只要是正常的动静,她就不会说什么。

    一直到左慧吃过早饭,医生来查房,贺母才迷迷糊糊地醒来,状态比六点钟那会儿好了许多。

    “医生,我想出院。”

    贺母看到医生,第一句话就是出院。

    医生检查过贺母的头,又问了她这两天的情况,倒也没有拦着她不让出院,只是让她回家以后也要卧床休息,不能随意走动,头上的伤两天后要来医院换药。

    对于医生说的话,贺母一一答应,还要求立刻出院。

    医生没有再犹豫,让左慧等下去找他办出院手续。

    医生又看向隔壁床的老太太,老太太捂着头就开始呻吟,不过有了左慧的警告,她的呻吟并不大,对于医生让她出院的话,她充耳未闻,只说全身疼,哪哪儿都疼。

    “你愿意住就住吧。”

    医生被老太太气得转身走了,老太太对着儿媳妇得意地一笑,转头的时候对上左慧的目光,条件反射般的闭上了眼睛。

    左慧没有理会老太太,大家素不相识,以后出了院都不一定有机会见面,她就不给自己找气生了。

    左慧办完手续,把所有的东西都收拾好,盼娣居然还凑到左慧身边问:“我看你们带的麦乳精没有多少了,要不然留给我们好了?”

    这人的脸皮,是左慧见过的所有人中最厚的。

    “不行。”

    左慧没有丝毫犹豫地拒绝,把麦乳精罐子放到了自己带来的兜子里。

    “你怎么这么抠门……”

    盼娣才说了一句话,就被老太太叫了过去。

    左慧没有理会她们,把所有的东西都收拾好,扶着贺母走出了病房。

    盼娣对着老太太就开始抱怨:“好不容易遇到一个有钱的人家,你非得拦着我,有福你也不会享。”

    “呸,有福也得有命才能享。”

    老太太把床架子上那个有坑的地方指给盼娣看。

    “你的骨头有这个架子床硬?我可是亲眼看到那女人把这床摁了一个洞。”

    盼娣不相信地看着这个坑,手摁了上去,床纹丝未动。

    “娘,这个坑真的是那个女人摁的?”

    “我还能骗你?你的骨头有这个床硬吗?”

    老太太更怕左慧会因为盼娣牵连到她,所以才拦下盼娣。

    盼娣想到左慧两只手能轻松地举起三个凳子,最终还是闭上了嘴巴。

    左慧不知道老太太婆媳俩的庆幸,她扶着贺母坐上了回大院的公交车。

    贺母头上虽然受了伤,但并不影响走路,再加上医院门口有直达大院门口的公交车,所以贺母并没有走多长时间。

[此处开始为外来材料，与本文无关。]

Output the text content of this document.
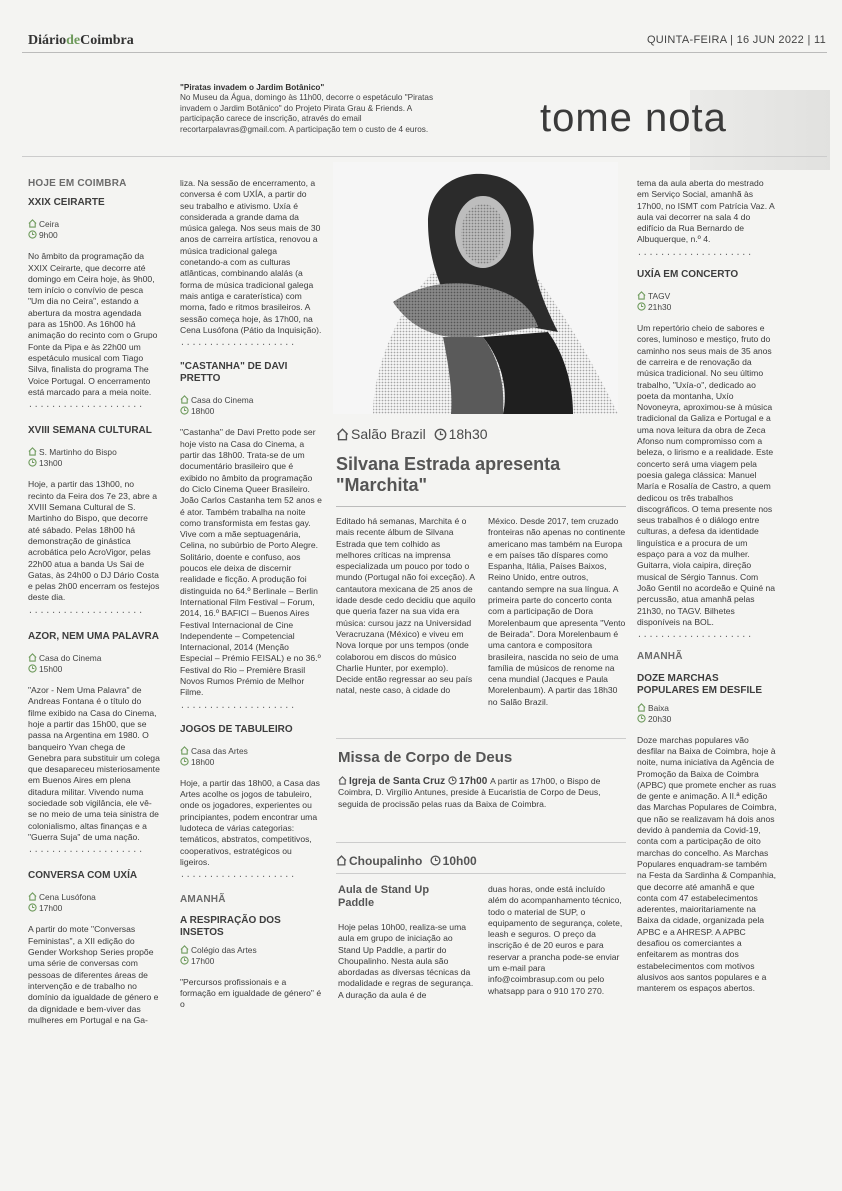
DiáriodeCoimbra	QUINTA-FEIRA | 16 JUN 2022 | 11
"Piratas invadem o Jardim Botânico"
No Museu da Água, domingo às 11h00, decorre o espetáculo "Piratas invadem o Jardim Botânico" do Projeto Pirata Grau & Friends. A participação carece de inscrição, através do email recortarpalavras@gmail.com. A participação tem o custo de 4 euros.	tome nota
HOJE EM COIMBRA
XXIX CEIRARTE
Ceira
9h00

No âmbito da programação da XXIX Ceirarte, que decorre até domingo em Ceira hoje, às 9h00, tem início o convívio de pesca "Um dia no Ceira", estando a abertura da mostra agendada para as 15h00. As 16h00 há animação do recinto com o Grupo Fonte da Pipa e às 22h00 um espetáculo musical com Tiago Silva, finalista do programa The Voice Portugal. O encerramento está marcado para a meia noite.

....................
XVIII SEMANA CULTURAL
S. Martinho do Bispo
13h00

Hoje, a partir das 13h00, no recinto da Feira dos 7e 23, abre a XVIII Semana Cultural de S. Martinho do Bispo, que decorre até sábado. Pelas 18h00 há demonstração de ginástica acrobática pelo AcroVigor, pelas 22h00 atua a banda Us Sai de Gatas, às 24h00 o DJ Dário Costa e pelas 2h00 encerram os festejos deste dia.

....................
AZOR, NEM UMA PALAVRA
Casa do Cinema
15h00

"Azor - Nem Uma Palavra" de Andreas Fontana é o título do filme exibido na Casa do Cinema, hoje a partir das 15h00, que se passa na Argentina em 1980. O banqueiro Yvan chega de Genebra para substituir um colega que desapareceu misteriosamente em Buenos Aires em plena ditadura militar. Vivendo numa sociedade sob vigilância, ele vê-se no meio de uma teia sinistra de colonialismo, altas finanças e a "Guerra Suja" de uma nação.

....................
CONVERSA COM UXÍA
Cena Lusófona
17h00

A partir do mote "Conversas Feministas", a XII edição do Gender Workshop Series propõe uma série de conversas com pessoas de diferentes áreas de intervenção e de trabalho no domínio da igualdade de género e da dignidade e bem-viver das mulheres em Portugal e na Ga-

liza. Na sessão de encerramento, a conversa é com UXÍA, a partir do seu trabalho e ativismo. Uxía é considerada a grande dama da música galega. Nos seus mais de 30 anos de carreira artística, renovou a música tradicional galega conetando-a com as culturas atlânticas, combinando alalás (a forma de música tradicional galega mais antiga e caraterística) com morna, fado e ritmos brasileiros. A sessão começa hoje, às 17h00, na Cena Lusófona (Pátio da Inquisição).

....................
"CASTANHA" DE DAVI PRETTO
Casa do Cinema
18h00

"Castanha" de Davi Pretto pode ser hoje visto na Casa do Cinema, a partir das 18h00. Trata-se de um documentário brasileiro que é exibido no âmbito da programação do Ciclo Cinema Queer Brasileiro. João Carlos Castanha tem 52 anos e é ator. Também trabalha na noite como transformista em festas gay. Vive com a mãe septuagenária, Celina, no subúrbio de Porto Alegre. Solitário, doente e confuso, aos poucos ele deixa de discernir realidade e ficção. A produção foi distinguida no 64.º Berlinale – Berlin International Film Festival – Forum, 2014, 16.º BAFICI – Buenos Aires Festival Internacional de Cine Independente – Competencial Internacional, 2014 (Menção Especial – Prémio FEISAL) e no 36.º Festival do Rio – Première Brasil Novos Rumos Prémio de Melhor Filme.

....................
JOGOS DE TABULEIRO
Casa das Artes
18h00

Hoje, a partir das 18h00, a Casa das Artes acolhe os jogos de tabuleiro, onde os jogadores, experientes ou principiantes, podem encontrar uma ludoteca de várias categorias: temáticos, abstratos, competitivos, cooperativos, estratégicos ou ligeiros.

....................
AMANHÃ
A RESPIRAÇÃO DOS INSETOS
Colégio das Artes
17h00

"Percursos profissionais e a formação em igualdade de género" é o

Salão Brazil 18h30
Silvana Estrada apresenta
"Marchita"
Editado há semanas, Marchita é o mais recente álbum de Silvana Estrada que tem colhido as melhores críticas na imprensa especializada um pouco por todo o mundo (Portugal não foi exceção). A cantautora mexicana de 25 anos de idade desde cedo decidiu que aquilo que queria fazer na sua vida era música: cursou jazz na Universidad Veracruzana (México) e viveu em Nova Iorque por uns tempos (onde colaborou em discos do músico Charlie Hunter, por exemplo). Decide então regressar ao seu país natal, neste caso, à cidade do
México. Desde 2017, tem cruzado fronteiras não apenas no continente americano mas também na Europa e em países tão díspares como Espanha, Itália, Países Baixos, Reino Unido, entre outros, cantando sempre na sua língua. A primeira parte do concerto conta com a participação de Dora Morelenbaum que apresenta "Vento de Beirada". Dora Morelenbaum é uma cantora e compositora brasileira, nascida no seio de uma família de músicos de renome na cena mundial (Jacques e Paula Morelenbaum). A partir das 18h30 no Salão Brazil.
Missa de Corpo de Deus
Igreja de Santa Cruz 17h00 A partir as 17h00, o Bispo de Coimbra, D. Virgílio Antunes, preside à Eucaristia de Corpo de Deus, seguida de procissão pelas ruas da Baixa de Coimbra.
Choupalinho 10h00
Aula de Stand Up Paddle
Hoje pelas 10h00, realiza-se uma aula em grupo de iniciação ao Stand Up Paddle, a partir do Choupalinho. Nesta aula são abordadas as diversas técnicas da modalidade e regras de segurança. A duração da aula é de
duas horas, onde está incluído além do acompanhamento técnico, todo o material de SUP, o equipamento de segurança, colete, leash e seguros. O preço da inscrição é de 20 euros e para reservar a prancha pode-se enviar um e-mail para info@coimbrasup.com ou pelo whatsapp para o 910 170 270.

tema da aula aberta do mestrado em Serviço Social, amanhã às 17h00, no ISMT com Patrícia Vaz. A aula vai decorrer na sala 4 do edifício da Rua Bernardo de Albuquerque, n.º 4.

....................
UXÍA EM CONCERTO
TAGV
21h30

Um repertório cheio de sabores e cores, luminoso e mestiço, fruto do caminho nos seus mais de 35 anos de carreira e de renovação da música tradicional. No seu último trabalho, "Uxía-o", dedicado ao poeta da montanha, Uxío Novoneyra, aproximou-se à música tradicional da Galiza e Portugal e a uma nova leitura da obra de Zeca Afonso num compromisso com a beleza, o lirismo e a realidade. Este concerto será uma viagem pela poesia galega clássica: Manuel María e Rosalía de Castro, a quem dedicou os três trabalhos discográficos. O tema presente nos seus trabalhos é o diálogo entre culturas, a defesa da identidade linguística e a procura de um espaço para a voz da mulher. Guitarra, viola caipira, direção musical de Sérgio Tannus. Com João Gentil no acordeão e Quiné na percussão, atua amanhã pelas 21h30, no TAGV. Bilhetes disponíveis na BOL.

....................
AMANHÃ
DOZE MARCHAS POPULARES EM DESFILE
Baixa
20h30

Doze marchas populares vão desfilar na Baixa de Coimbra, hoje à noite, numa iniciativa da Agência de Promoção da Baixa de Coimbra (APBC) que promete encher as ruas de gente e animação. A II.ª edição das Marchas Populares de Coimbra, que não se realizavam há dois anos devido à pandemia da Covid-19, conta com a participação de oito marchas do concelho. As Marchas Populares enquadram-se também na Festa da Sardinha & Companhia, que decorre até amanhã e que conta com 47 estabelecimentos aderentes, maioritariamente na Baixa da cidade, organizada pela APBC e a AHRESP. A APBC desafiou os comerciantes a enfeitarem as montras dos estabelecimentos com motivos alusivos aos santos populares e a manterem os espaços abertos.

    左慧提议她背着贺母,可贺母说什么也不愿意,最终左慧扶着贺母走进了大院。

    好在现在的天气还比较冷,刚吃过早饭的时间,大院里的人并不多。

    有几个人远远地看到贺母,还不等她们走近,左慧就扶着贺母走了。

    左慧一路把贺母扶进门,吓了正在外屋玩耍的心心一跳,心心立刻跑进了屋里。

    正在喂奶的张铁花走了出来,伸手要扶贺母,被贺母拒绝:“不用,小慧自己就能扶我。”

    话是这么说,张铁花还是跟进了贺母的房间。

    贺母躺在自己的床上,长长地出了一口气:“还是自己家好。”

    就说病房里的硬板床,贺母就睡不惯。

    贺母只今天早上睡了那一小会儿,现在回到自己家立刻就困了,她让左慧和张铁花出去,她要睡觉。